Dr. Richards magnified to the last, along with his other duties, his office as one of the First Presidency of the Church, enjoying to the full the love and confidence of Presidents Young and Kimball, his associates. The latter once said of him, referring to his humility and deferential regard for his seniors, ‘‘He would never so much as go through a doorway ahead of me.” President Richards, in other words, was a gentleman. His death, in the prime of life, was regarded, in view of his many gifts and general usefulness, as a public calamity.

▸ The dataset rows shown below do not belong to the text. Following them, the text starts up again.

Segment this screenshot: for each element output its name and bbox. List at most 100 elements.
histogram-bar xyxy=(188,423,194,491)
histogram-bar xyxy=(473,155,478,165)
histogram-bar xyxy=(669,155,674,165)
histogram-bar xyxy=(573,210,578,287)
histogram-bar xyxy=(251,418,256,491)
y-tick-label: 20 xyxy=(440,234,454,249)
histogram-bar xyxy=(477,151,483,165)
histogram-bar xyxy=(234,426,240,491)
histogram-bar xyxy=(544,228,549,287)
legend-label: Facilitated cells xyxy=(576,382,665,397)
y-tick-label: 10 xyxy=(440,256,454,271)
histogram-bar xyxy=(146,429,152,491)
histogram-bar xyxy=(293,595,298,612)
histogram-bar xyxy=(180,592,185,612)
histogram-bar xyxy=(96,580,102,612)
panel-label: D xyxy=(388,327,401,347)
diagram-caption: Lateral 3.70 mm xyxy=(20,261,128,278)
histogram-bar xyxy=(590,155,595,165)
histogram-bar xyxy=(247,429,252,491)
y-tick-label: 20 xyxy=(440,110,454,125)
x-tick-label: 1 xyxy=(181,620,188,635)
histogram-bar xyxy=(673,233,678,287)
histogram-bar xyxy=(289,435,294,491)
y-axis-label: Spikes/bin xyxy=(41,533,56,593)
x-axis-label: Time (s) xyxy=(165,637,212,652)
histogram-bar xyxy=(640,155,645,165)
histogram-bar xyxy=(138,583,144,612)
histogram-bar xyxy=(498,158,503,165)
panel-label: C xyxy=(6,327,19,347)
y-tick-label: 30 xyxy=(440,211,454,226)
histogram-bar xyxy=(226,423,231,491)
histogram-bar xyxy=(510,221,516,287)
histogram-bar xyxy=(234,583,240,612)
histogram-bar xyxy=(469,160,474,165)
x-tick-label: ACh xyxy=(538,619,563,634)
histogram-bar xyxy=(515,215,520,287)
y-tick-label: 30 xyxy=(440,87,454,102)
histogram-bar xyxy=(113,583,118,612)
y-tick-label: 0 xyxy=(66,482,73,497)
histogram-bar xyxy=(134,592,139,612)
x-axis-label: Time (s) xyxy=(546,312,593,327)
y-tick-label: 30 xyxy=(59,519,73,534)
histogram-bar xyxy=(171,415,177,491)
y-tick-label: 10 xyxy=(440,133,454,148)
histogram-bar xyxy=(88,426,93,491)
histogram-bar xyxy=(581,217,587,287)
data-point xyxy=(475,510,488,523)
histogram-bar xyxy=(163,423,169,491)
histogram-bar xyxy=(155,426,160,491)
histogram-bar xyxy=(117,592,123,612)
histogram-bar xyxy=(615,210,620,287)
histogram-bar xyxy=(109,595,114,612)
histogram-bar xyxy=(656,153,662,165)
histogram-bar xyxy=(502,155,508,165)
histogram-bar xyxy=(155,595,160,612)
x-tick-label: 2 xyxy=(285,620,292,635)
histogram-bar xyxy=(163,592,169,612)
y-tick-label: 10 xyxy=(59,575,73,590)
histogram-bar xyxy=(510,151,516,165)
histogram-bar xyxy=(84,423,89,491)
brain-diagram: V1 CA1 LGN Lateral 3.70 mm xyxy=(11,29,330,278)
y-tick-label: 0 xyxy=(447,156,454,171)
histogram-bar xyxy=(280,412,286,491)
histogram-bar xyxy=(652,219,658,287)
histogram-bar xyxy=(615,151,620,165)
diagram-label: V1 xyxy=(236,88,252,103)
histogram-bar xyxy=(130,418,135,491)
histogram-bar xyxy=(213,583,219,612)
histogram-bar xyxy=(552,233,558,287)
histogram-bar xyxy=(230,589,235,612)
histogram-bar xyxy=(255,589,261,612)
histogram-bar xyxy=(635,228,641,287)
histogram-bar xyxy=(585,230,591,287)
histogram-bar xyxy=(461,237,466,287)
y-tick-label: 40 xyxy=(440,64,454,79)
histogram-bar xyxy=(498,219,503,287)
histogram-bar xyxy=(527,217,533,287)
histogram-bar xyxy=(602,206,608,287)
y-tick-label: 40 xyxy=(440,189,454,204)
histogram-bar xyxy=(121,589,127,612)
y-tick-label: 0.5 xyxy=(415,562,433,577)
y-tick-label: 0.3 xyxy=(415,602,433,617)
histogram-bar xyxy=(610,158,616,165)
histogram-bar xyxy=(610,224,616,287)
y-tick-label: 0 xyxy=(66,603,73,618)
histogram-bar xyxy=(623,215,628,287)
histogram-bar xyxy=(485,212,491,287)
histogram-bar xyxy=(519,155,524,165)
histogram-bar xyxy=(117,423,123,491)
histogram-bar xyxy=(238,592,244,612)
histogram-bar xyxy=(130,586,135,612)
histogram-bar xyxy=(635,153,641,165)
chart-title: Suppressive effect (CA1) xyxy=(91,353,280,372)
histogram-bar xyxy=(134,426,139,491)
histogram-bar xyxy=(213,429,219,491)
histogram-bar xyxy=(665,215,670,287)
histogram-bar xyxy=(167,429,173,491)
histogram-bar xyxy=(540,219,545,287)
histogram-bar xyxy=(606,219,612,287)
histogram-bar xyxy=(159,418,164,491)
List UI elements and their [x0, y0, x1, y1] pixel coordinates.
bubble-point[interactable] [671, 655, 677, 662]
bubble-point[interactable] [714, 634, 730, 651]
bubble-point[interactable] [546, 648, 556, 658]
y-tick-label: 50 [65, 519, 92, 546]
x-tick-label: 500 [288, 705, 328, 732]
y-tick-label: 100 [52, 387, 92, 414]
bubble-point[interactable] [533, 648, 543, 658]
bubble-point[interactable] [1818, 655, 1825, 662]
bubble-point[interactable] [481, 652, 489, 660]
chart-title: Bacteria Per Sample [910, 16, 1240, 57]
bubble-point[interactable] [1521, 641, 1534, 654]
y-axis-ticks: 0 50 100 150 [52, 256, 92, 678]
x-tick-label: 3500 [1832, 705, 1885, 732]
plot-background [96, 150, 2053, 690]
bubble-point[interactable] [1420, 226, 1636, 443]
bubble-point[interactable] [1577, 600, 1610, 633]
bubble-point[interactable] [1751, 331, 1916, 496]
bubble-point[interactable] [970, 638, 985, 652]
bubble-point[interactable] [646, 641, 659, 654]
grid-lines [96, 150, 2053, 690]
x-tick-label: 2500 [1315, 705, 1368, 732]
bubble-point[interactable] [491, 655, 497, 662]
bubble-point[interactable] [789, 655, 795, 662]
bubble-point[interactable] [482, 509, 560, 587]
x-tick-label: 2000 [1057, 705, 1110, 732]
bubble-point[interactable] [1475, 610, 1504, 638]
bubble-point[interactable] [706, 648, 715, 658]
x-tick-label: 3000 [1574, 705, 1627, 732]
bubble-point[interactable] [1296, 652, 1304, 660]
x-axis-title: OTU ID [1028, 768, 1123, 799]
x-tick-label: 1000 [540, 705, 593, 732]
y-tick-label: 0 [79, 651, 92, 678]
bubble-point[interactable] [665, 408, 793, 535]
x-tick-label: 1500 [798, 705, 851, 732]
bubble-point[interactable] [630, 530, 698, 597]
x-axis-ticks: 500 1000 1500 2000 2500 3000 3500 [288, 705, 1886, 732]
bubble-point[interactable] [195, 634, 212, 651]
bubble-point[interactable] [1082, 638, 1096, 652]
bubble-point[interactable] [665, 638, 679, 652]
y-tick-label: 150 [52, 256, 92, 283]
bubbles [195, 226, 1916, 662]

His immediate descendants—the issue of several marriages—are his sons Heber J., Willard B., Joseph S., Calvin W. and Stephen L.; and his daughters, Rhoda Ann Jenetta (Mrs. Frank Knowlton) deceased; Sarah Ellen (wife of President Joseph F. Smith); Paulina (Mrs. A. F. Doremus); Alice Ann (widow of the famous Lot Smith); Asenath (widow of Judge Joel Grover); Mrs. Phebe Peart and Mrs. Mary Ann VanFleet. Three of his sons embraced their father’s early profession—medicine; and two of them are still active practitioners at Salt Lake City.